Hierarchical Time Series w/Gaussian Process: Any examples?

I have a panel dataset where each row of data is a customer X timeperiod combination. A continuous performance metric is recorded for each row. I also have a bunch of customer-level attributes that are time-invariant.

I’m attempting to model the evolution of performance metric as a 2-level hierarchical gaussian process. In this model, each customer’s timeseries has a GP fit to their data, but the parameters governing the covariance function of the GP are generated from a customer-level model.

I’m fairly new to pymc3 and am struggling to piece this together for example code in the docs. Was wondering if anyone had attempted a model like this before and can refer papers/blogs/insights.

Thanks

Have you check out the discussion in this post? Multiple (uncertain) function observations of the same Gaussian process

I have also recently been struggling with this. What I wound up doing, and I don’t know if this is at all the correct/best way to do it, is make a custom covariance function.
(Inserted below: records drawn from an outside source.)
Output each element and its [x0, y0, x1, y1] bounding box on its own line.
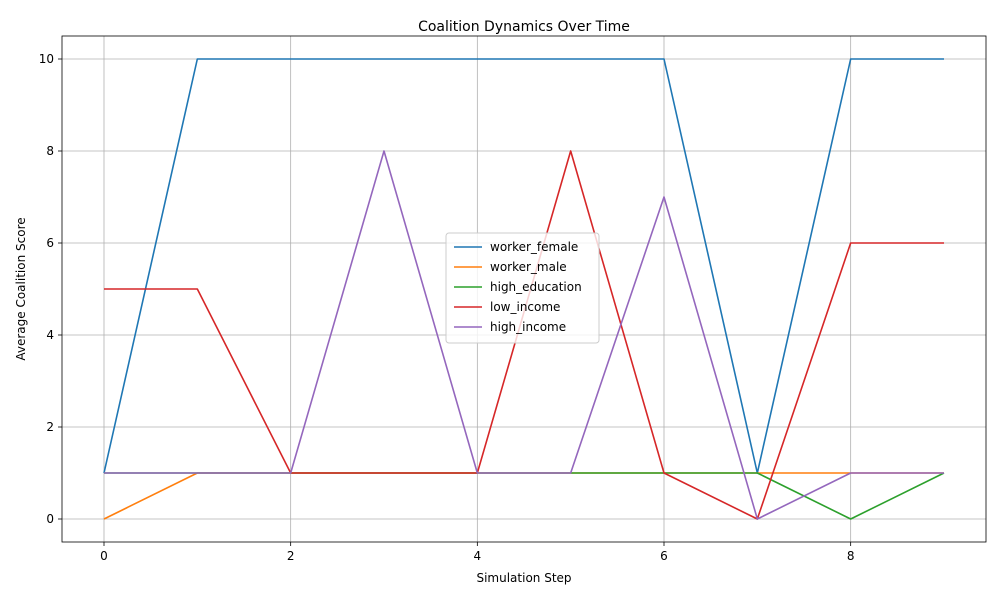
- legend-box: [445, 232, 600, 344]
- x-tick-label: 0: [100, 549, 108, 563]
- axis-ticks: 0 2 4 6 8 0 2 4 6 8 10: [39, 52, 855, 563]
- y-tick-label: 6: [46, 236, 54, 250]
- series-line-worker-female: [103, 58, 944, 474]
- legend-label: high_income: [490, 320, 566, 334]
- legend-label: low_income: [490, 300, 560, 314]
- y-tick-label: 10: [39, 52, 54, 66]
- y-tick-label: 4: [46, 328, 54, 342]
- legend: worker_female worker_male high_educationlo…: [445, 232, 600, 344]
- y-axis-label: Average Coalition Score: [14, 217, 28, 360]
- plot-frame: [61, 35, 987, 543]
- x-tick-label: 6: [660, 549, 668, 563]
- chart-title: Coalition Dynamics Over Time: [418, 19, 630, 35]
- legend-label: worker_male: [490, 260, 567, 274]
- x-tick-label: 2: [287, 549, 295, 563]
- x-axis-label: Simulation Step: [476, 571, 571, 585]
- y-tick-label: 2: [46, 420, 54, 434]
- y-tick-label: 8: [46, 144, 54, 158]
- x-tick-label: 8: [847, 549, 855, 563]
- series-line-high-income: [104, 150, 944, 520]
- legend-label: worker_female: [490, 240, 578, 254]
- y-tick-label: 0: [46, 512, 54, 526]
- x-tick-label: 4: [474, 549, 482, 563]
- legend-label: high_education: [490, 280, 582, 294]
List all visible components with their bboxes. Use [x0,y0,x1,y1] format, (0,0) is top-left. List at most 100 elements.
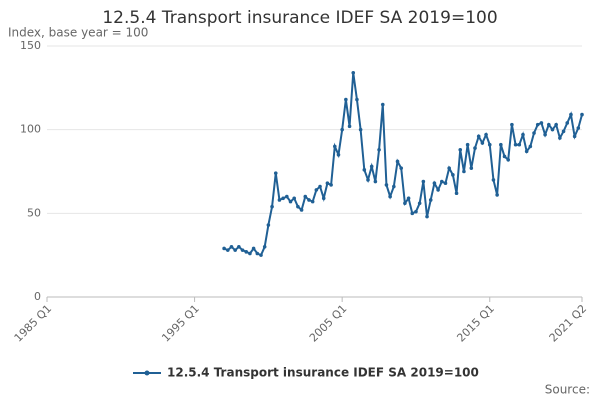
point [462,169,466,174]
y-tick-label: 50 [27,206,41,219]
point [362,168,367,172]
point [517,142,522,147]
point [373,179,378,184]
point [340,127,344,132]
point [550,127,555,132]
x-tick-label: 1985 Q1 [12,302,55,345]
point [502,154,507,159]
point [225,248,230,252]
point [439,179,444,184]
point [222,246,226,251]
point [399,166,404,170]
point [314,188,319,192]
point [454,191,459,196]
point [528,144,533,149]
point [318,184,322,189]
point [495,193,499,197]
point [307,198,311,202]
point [535,122,540,127]
point [451,173,455,177]
point [436,188,440,192]
source: Source: [545,383,590,397]
point [543,132,547,137]
point [366,178,370,182]
point [532,131,536,135]
x-tick-label: 2021 Q2 [547,302,590,345]
line [223,72,583,257]
point [310,199,315,204]
point [292,196,297,201]
point [458,147,463,152]
point [336,152,341,157]
point [473,146,477,150]
point [355,97,359,102]
point [513,142,518,147]
point [248,251,252,256]
point [539,121,544,125]
point [554,122,558,127]
point [344,97,348,102]
point [281,196,285,201]
point [546,122,551,127]
x-tick-label: 2015 Q1 [454,302,497,345]
point [259,253,263,257]
point [240,248,245,252]
point [432,181,437,186]
point [233,248,237,252]
legend-marker [144,370,150,376]
point [325,181,330,186]
point [414,209,418,214]
point [270,204,274,209]
subtitle: Index, base year = 100 [8,26,148,40]
point [262,245,267,249]
point [465,142,470,147]
y-tick-label: 0 [34,290,41,303]
point [244,250,249,254]
point [296,204,300,209]
point [580,112,584,117]
point [329,183,333,187]
point [417,201,422,206]
point [425,214,429,219]
point [392,184,396,189]
point [358,127,363,132]
point [388,194,392,199]
point [273,171,278,175]
point [332,144,337,149]
point [255,251,260,256]
point [476,134,481,139]
point [403,201,407,206]
chart-title: 12.5.4 Transport insurance IDEF SA 2019=… [102,8,497,28]
point [406,196,411,201]
point [266,223,271,227]
point [487,142,492,147]
point [321,196,326,201]
point [524,149,529,154]
x-tick-label: 1995 Q1 [159,302,202,345]
legend-label: 12.5.4 Transport insurance IDEF SA 2019=… [167,366,479,380]
point [299,208,304,212]
point [506,157,511,162]
x-tick-label: 2005 Q1 [307,302,350,345]
y-tick-label: 100 [20,123,41,136]
point [303,194,308,199]
point [384,183,389,187]
point [380,102,385,107]
point [285,194,289,199]
point [377,147,381,152]
point [558,136,562,140]
point [410,211,415,216]
point [565,121,570,125]
point [480,141,485,145]
point [561,129,566,134]
point [277,198,282,202]
point [395,159,400,164]
point [347,124,352,129]
point [288,199,293,204]
point [421,179,426,184]
point [447,166,451,170]
point [491,178,496,182]
point [576,126,581,130]
point [428,198,433,202]
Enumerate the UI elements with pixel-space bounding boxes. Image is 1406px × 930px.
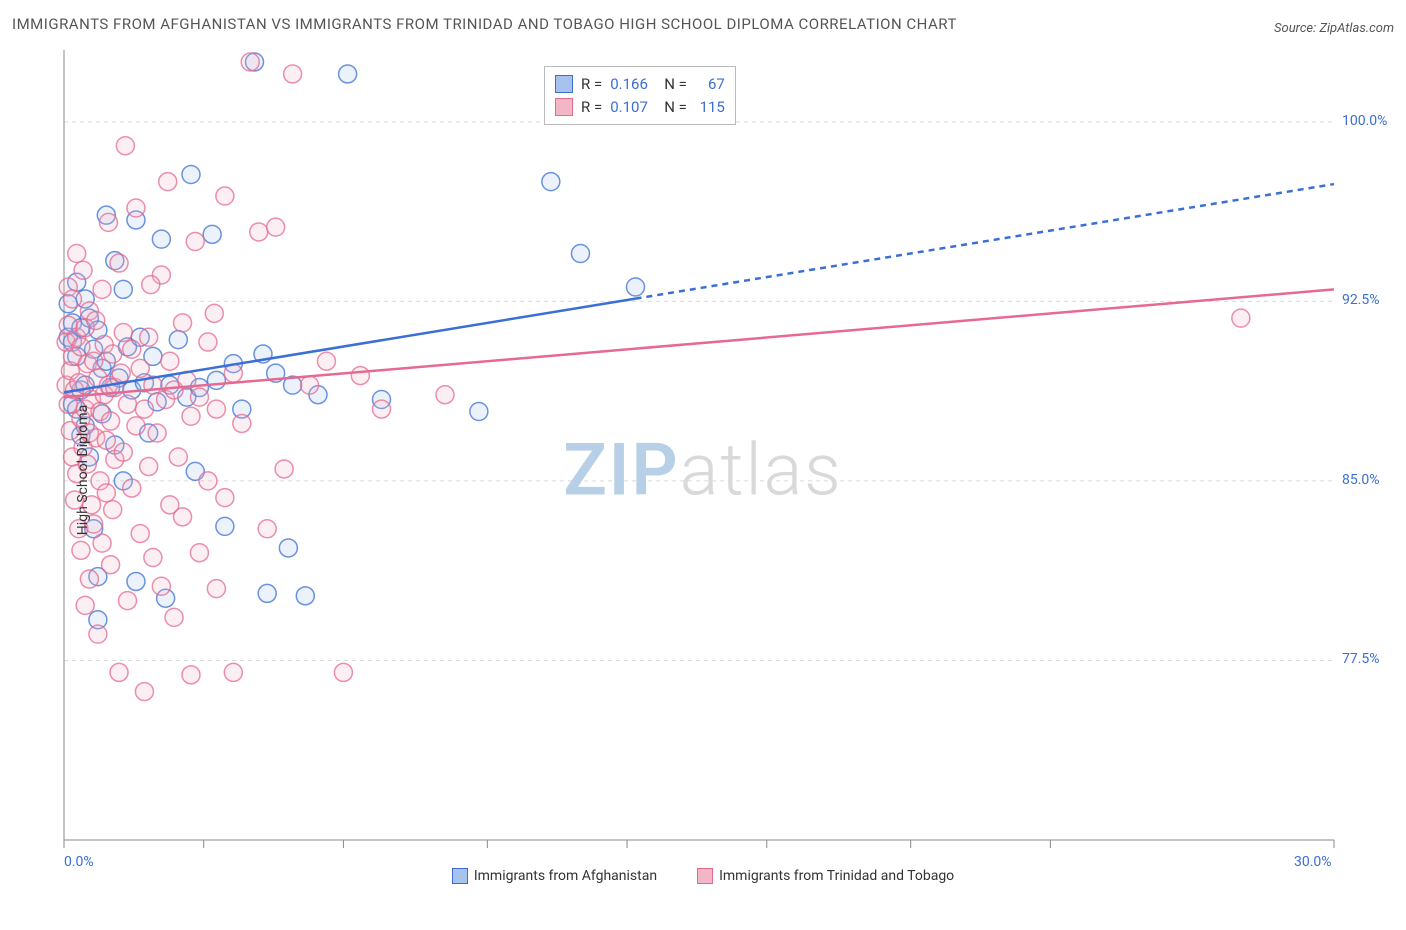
stats-n-value: 67: [695, 73, 725, 96]
source-name: ZipAtlas.com: [1319, 21, 1394, 36]
stats-n-label: N =: [664, 96, 687, 119]
y-axis-title: High School Diploma: [75, 405, 91, 535]
legend-item-trinidad: Immigrants from Trinidad and Tobago: [697, 852, 954, 900]
legend-swatch: [555, 75, 573, 93]
stats-row-afghanistan: R = 0.166 N = 67: [555, 73, 725, 96]
stats-legend-box: R = 0.166 N = 67 R = 0.107 N = 115: [544, 66, 736, 125]
source-label: Source:: [1274, 21, 1316, 36]
y-tick-label: 77.5%: [1342, 651, 1380, 667]
y-tick-label: 100.0%: [1342, 113, 1387, 129]
legend-swatch: [697, 868, 713, 884]
legend-swatch: [452, 868, 468, 884]
y-tick-label: 85.0%: [1342, 472, 1380, 488]
legend-swatch: [555, 98, 573, 116]
legend-label: Immigrants from Afghanistan: [474, 868, 657, 884]
stats-n-label: N =: [664, 73, 687, 96]
chart-container: ZIPatlas High School Diploma R =0.166N =…: [12, 40, 1394, 900]
chart-title: IMMIGRANTS FROM AFGHANISTAN VS IMMIGRANT…: [12, 12, 957, 36]
legend-item-afghanistan: Immigrants from Afghanistan: [452, 852, 657, 900]
stats-r-value: 0.166: [610, 73, 656, 96]
bottom-legend: Immigrants from Afghanistan Immigrants fr…: [12, 852, 1394, 900]
source-attr: Source: ZipAtlas.com: [1274, 21, 1394, 36]
stats-r-label: R =: [581, 96, 602, 119]
stats-n-value: 115: [695, 96, 725, 119]
y-tick-label: 92.5%: [1342, 292, 1380, 308]
stats-r-label: R =: [581, 73, 602, 96]
legend-label: Immigrants from Trinidad and Tobago: [719, 868, 954, 884]
stats-r-value: 0.107: [610, 96, 656, 119]
scatter-plot: [12, 40, 1394, 890]
stats-row-trinidad: R = 0.107 N = 115: [555, 96, 725, 119]
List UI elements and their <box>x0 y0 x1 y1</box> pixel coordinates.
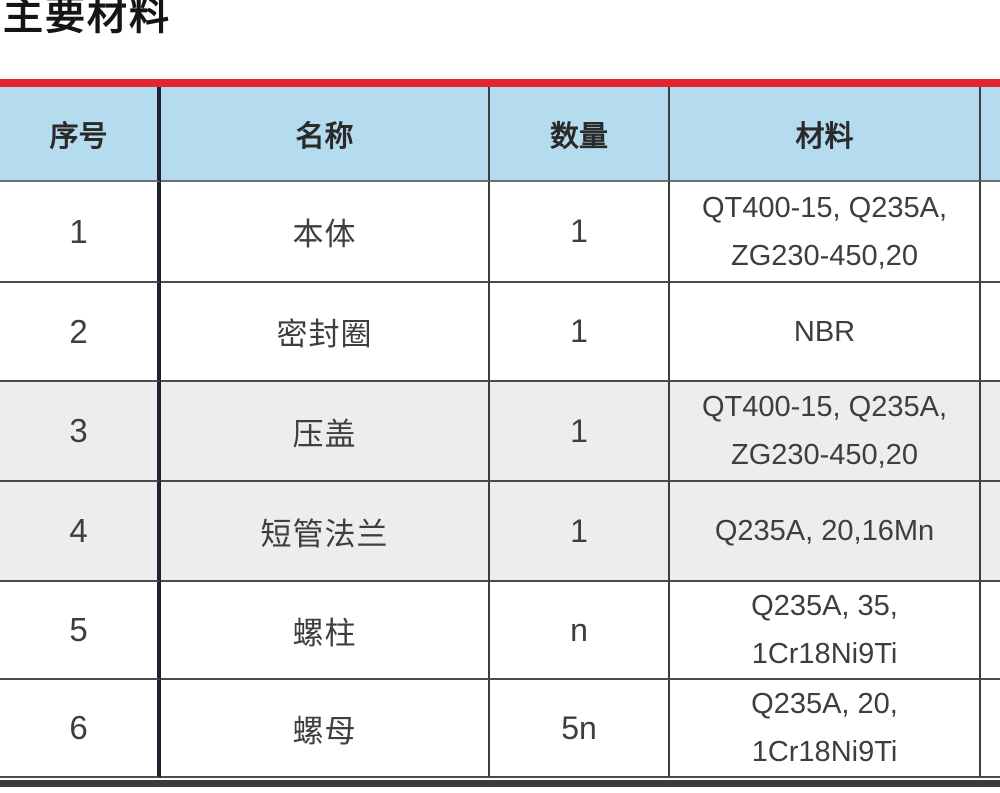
row-2-qty: 1 <box>490 283 670 382</box>
row-5-name: 螺柱 <box>161 582 490 680</box>
row-1-material: QT400-15, Q235A, ZG230-450,20 <box>670 182 981 283</box>
row-2-no: 2 <box>0 283 161 382</box>
row-4-name: 短管法兰 <box>161 482 490 582</box>
row-2-material: NBR <box>670 283 981 382</box>
row-4-no: 4 <box>0 482 161 582</box>
row-1-qty: 1 <box>490 182 670 283</box>
header-no: 序号 <box>0 87 161 182</box>
row-1-spacer <box>981 182 1000 283</box>
materials-table: 序号 名称 数量 材料 1 本体 1 QT400-15, Q235A, ZG23… <box>0 87 1000 778</box>
row-3-material: QT400-15, Q235A, ZG230-450,20 <box>670 382 981 482</box>
header-spacer <box>981 87 1000 182</box>
row-6-qty: 5n <box>490 680 670 778</box>
row-5-material: Q235A, 35, 1Cr18Ni9Ti <box>670 582 981 680</box>
accent-rule <box>0 79 1000 87</box>
row-5-no: 5 <box>0 582 161 680</box>
row-5-qty: n <box>490 582 670 680</box>
page-title: 主要材料 <box>3 0 171 38</box>
row-4-qty: 1 <box>490 482 670 582</box>
row-4-material: Q235A, 20,16Mn <box>670 482 981 582</box>
row-6-name: 螺母 <box>161 680 490 778</box>
header-material: 材料 <box>670 87 981 182</box>
row-2-name: 密封圈 <box>161 283 490 382</box>
row-6-no: 6 <box>0 680 161 778</box>
row-3-name: 压盖 <box>161 382 490 482</box>
row-3-spacer <box>981 382 1000 482</box>
row-6-spacer <box>981 680 1000 778</box>
header-qty: 数量 <box>490 87 670 182</box>
row-1-no: 1 <box>0 182 161 283</box>
row-1-name: 本体 <box>161 182 490 283</box>
row-4-spacer <box>981 482 1000 582</box>
row-3-qty: 1 <box>490 382 670 482</box>
row-6-material: Q235A, 20, 1Cr18Ni9Ti <box>670 680 981 778</box>
row-2-spacer <box>981 283 1000 382</box>
row-3-no: 3 <box>0 382 161 482</box>
table-bottom-border <box>0 780 1000 787</box>
row-5-spacer <box>981 582 1000 680</box>
header-name: 名称 <box>161 87 490 182</box>
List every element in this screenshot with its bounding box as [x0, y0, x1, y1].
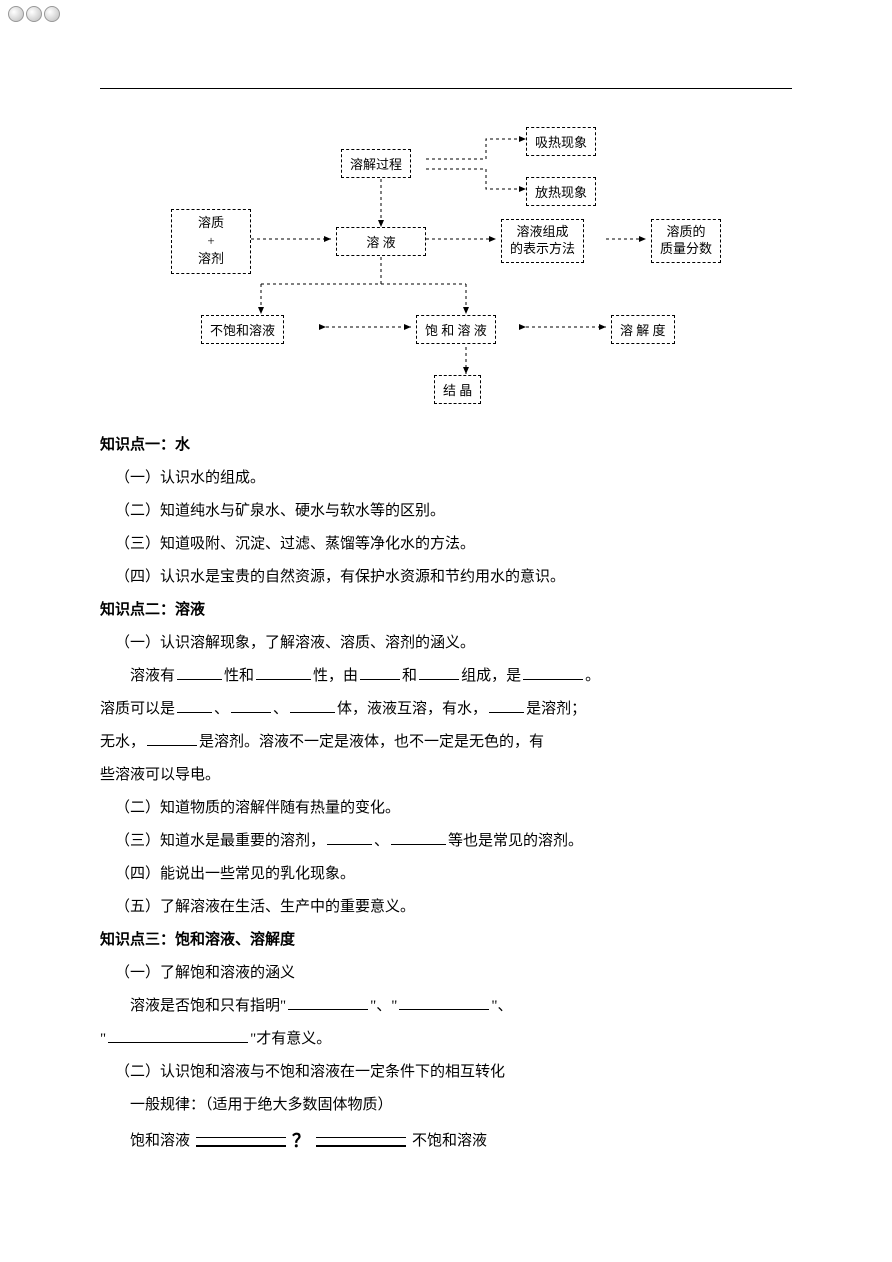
blank — [290, 697, 335, 713]
node-solute-solvent: 溶质 + 溶剂 — [171, 209, 251, 274]
point: （二）知道物质的溶解伴随有热量的变化。 — [100, 792, 792, 825]
text: 溶液有 — [130, 668, 175, 684]
window-controls — [0, 0, 892, 28]
equilibrium-line: 饱和溶液 ？ 不饱和溶液 — [130, 1122, 792, 1162]
point: （二）认识饱和溶液与不饱和溶液在一定条件下的相互转化 — [100, 1056, 792, 1089]
label: 溶剂 — [180, 250, 242, 268]
eq-left: 饱和溶液 — [130, 1125, 190, 1158]
node-endothermic: 吸热现象 — [526, 127, 596, 156]
node-exothermic: 放热现象 — [526, 177, 596, 206]
node-crystal: 结 晶 — [434, 375, 481, 404]
text: 是溶剂； — [526, 701, 586, 717]
node-solution: 溶 液 — [336, 227, 426, 256]
node-saturated: 饱 和 溶 液 — [416, 315, 496, 344]
text: 溶液是否饱和只有指明 — [130, 998, 280, 1014]
blank — [523, 664, 583, 680]
point: （四）能说出一些常见的乳化现象。 — [100, 858, 792, 891]
text: " — [100, 1031, 106, 1047]
label: + — [180, 232, 242, 250]
heading-2: 知识点二：溶液 — [100, 594, 792, 627]
blank — [177, 664, 222, 680]
harpoon-icon — [316, 1133, 406, 1151]
label: 溶液组成 — [510, 224, 575, 241]
point: （一）认识水的组成。 — [100, 462, 792, 495]
concept-diagram: 溶质 + 溶剂 溶解过程 吸热现象 放热现象 溶 液 溶液组成 的表示方法 溶质… — [166, 119, 726, 409]
text: 等也是常见的溶剂。 — [448, 833, 583, 849]
text-content: 知识点一：水 （一）认识水的组成。 （二）知道纯水与矿泉水、硬水与软水等的区别。… — [100, 429, 792, 1162]
label: 溶质的 — [660, 224, 712, 241]
text: 和 — [402, 668, 417, 684]
fill-line: " "才有意义。 — [100, 1023, 792, 1056]
text: 、 — [214, 701, 229, 717]
text: 无水， — [100, 734, 145, 750]
harpoon-icon — [196, 1133, 286, 1151]
blank — [288, 994, 368, 1010]
blank — [489, 697, 524, 713]
eq-question: ？ — [292, 1122, 310, 1162]
node-unsaturated: 不饱和溶液 — [201, 315, 284, 344]
fill-line: 溶液是否饱和只有指明" "、" "、 — [100, 990, 792, 1023]
point: （二）知道纯水与矿泉水、硬水与软水等的区别。 — [100, 495, 792, 528]
label: 溶质 — [180, 214, 242, 232]
top-rule — [100, 88, 792, 89]
fill-line: （三）知道水是最重要的溶剂， 、 等也是常见的溶剂。 — [100, 825, 792, 858]
text: "才有意义。 — [250, 1031, 331, 1047]
point: （四）认识水是宝贵的自然资源，有保护水资源和节约用水的意识。 — [100, 561, 792, 594]
blank — [391, 829, 446, 845]
text: 组成，是 — [461, 668, 521, 684]
blank — [177, 697, 212, 713]
blank — [231, 697, 271, 713]
heading-3: 知识点三：饱和溶液、溶解度 — [100, 924, 792, 957]
point: （五）了解溶液在生活、生产中的重要意义。 — [100, 891, 792, 924]
control-dot-icon — [26, 6, 42, 22]
node-mass-fraction: 溶质的 质量分数 — [651, 219, 721, 263]
heading-1: 知识点一：水 — [100, 429, 792, 462]
node-composition: 溶液组成 的表示方法 — [501, 219, 584, 263]
text: 性和 — [224, 668, 254, 684]
page: 溶质 + 溶剂 溶解过程 吸热现象 放热现象 溶 液 溶液组成 的表示方法 溶质… — [0, 28, 892, 1202]
control-dot-icon — [8, 6, 24, 22]
blank — [399, 994, 489, 1010]
blank — [327, 829, 372, 845]
text: "、" — [370, 998, 397, 1014]
text: 性，由 — [313, 668, 358, 684]
text: 溶质可以是 — [100, 701, 175, 717]
label: 的表示方法 — [510, 241, 575, 258]
blank — [108, 1027, 248, 1043]
text-line: 些溶液可以导电。 — [100, 759, 792, 792]
node-solubility: 溶 解 度 — [611, 315, 675, 344]
control-dot-icon — [44, 6, 60, 22]
blank — [419, 664, 459, 680]
text: 、 — [273, 701, 288, 717]
blank — [147, 730, 197, 746]
text: 是溶剂。溶液不一定是液体，也不一定是无色的，有 — [199, 734, 544, 750]
eq-right: 不饱和溶液 — [412, 1125, 487, 1158]
rule-text: 一般规律：（适用于绝大多数固体物质） — [100, 1089, 792, 1122]
text: （三）知道水是最重要的溶剂， — [115, 833, 325, 849]
fill-line: 无水， 是溶剂。溶液不一定是液体，也不一定是无色的，有 — [100, 726, 792, 759]
text: 、 — [374, 833, 389, 849]
fill-line: 溶液有 性和 性，由 和 组成，是 。 — [100, 660, 792, 693]
point: （三）知道吸附、沉淀、过滤、蒸馏等净化水的方法。 — [100, 528, 792, 561]
text: " — [280, 998, 286, 1014]
point: （一）了解饱和溶液的涵义 — [100, 957, 792, 990]
point: （一）认识溶解现象，了解溶液、溶质、溶剂的涵义。 — [100, 627, 792, 660]
text: 体，液液互溶，有水， — [337, 701, 487, 717]
blank — [360, 664, 400, 680]
text: "、 — [491, 998, 512, 1014]
fill-line: 溶质可以是 、 、 体，液液互溶，有水， 是溶剂； — [100, 693, 792, 726]
blank — [256, 664, 311, 680]
text: 。 — [585, 668, 600, 684]
label: 质量分数 — [660, 241, 712, 258]
node-process: 溶解过程 — [341, 149, 411, 178]
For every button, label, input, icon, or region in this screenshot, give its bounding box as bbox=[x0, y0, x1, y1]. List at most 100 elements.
However I am still struggling on the custom mean. Here is what I have for the covariance:

class IdCov(pm.gp.cov.Covariance):
    def __init__(self, input_dim, active_dims=None, sigma=1.0):
      super(IdCov, self).__init__(input_dim=input_dim, active_dims=active_dims)
      self.sigma = sigma

    def diag(self, X):
      return tt.alloc(tt.square(self.sigma), X.shape[0])

    def _dist(self, X, Xs):
      return tt.cast(tt.eq(tt.reshape(X, (-1, 1)), tt.reshape(Xs, (1, -1))), 'int8')

    def full(self, X, Xs=None):
      X, Xs = self._slice(X, Xs)
      if Xs is None:
        return tt.alloc(self.sigma * self._dist(X, X), X.shape[0], X.shape[0])
      else:
        return tt.alloc(self.sigma * self._dist(X, Xs), X.shape[0], Xs.shape[0])

You can take your two-dimensional data, where dimension 1 is a continuous feature and dimension 2 is the ID of your groups, and create a combined covariance kernel:

x1, x2 = np.meshgrid(np.linspace(0,1,10), np.arange(1,4))
X = np.concatenate((x1.reshape((30,1)), x2.reshape((30,1))), axis=1)

cov1 = pm.gp.cov.ExpQuad(2, 0.5, active_dims=[0])
cov2 = IdCov(2, sigma=1.0, active_dims=[1])
cov = cov1 * cov2

K = function([], cov(X))()
m = plt.imshow(K, cmap="inferno", interpolation='none'); plt.colorbar(m);

block_diag_kernel

However, I am struggling to develop a mean function that allows you to learn a separate mean for each group. If someone with more PyMC3 expertise could weigh in, that would be great!

Here’s an example in stan that would be amazing to see in pymc3:
http://mc-stan.org/events/stancon2017-notebooks/stancon2017-trangucci-hierarchical-gps.pdf

it’s a bit beyond my skill level in pymc3, any help would be great. if i do make any progress I’ll share here.

1 Like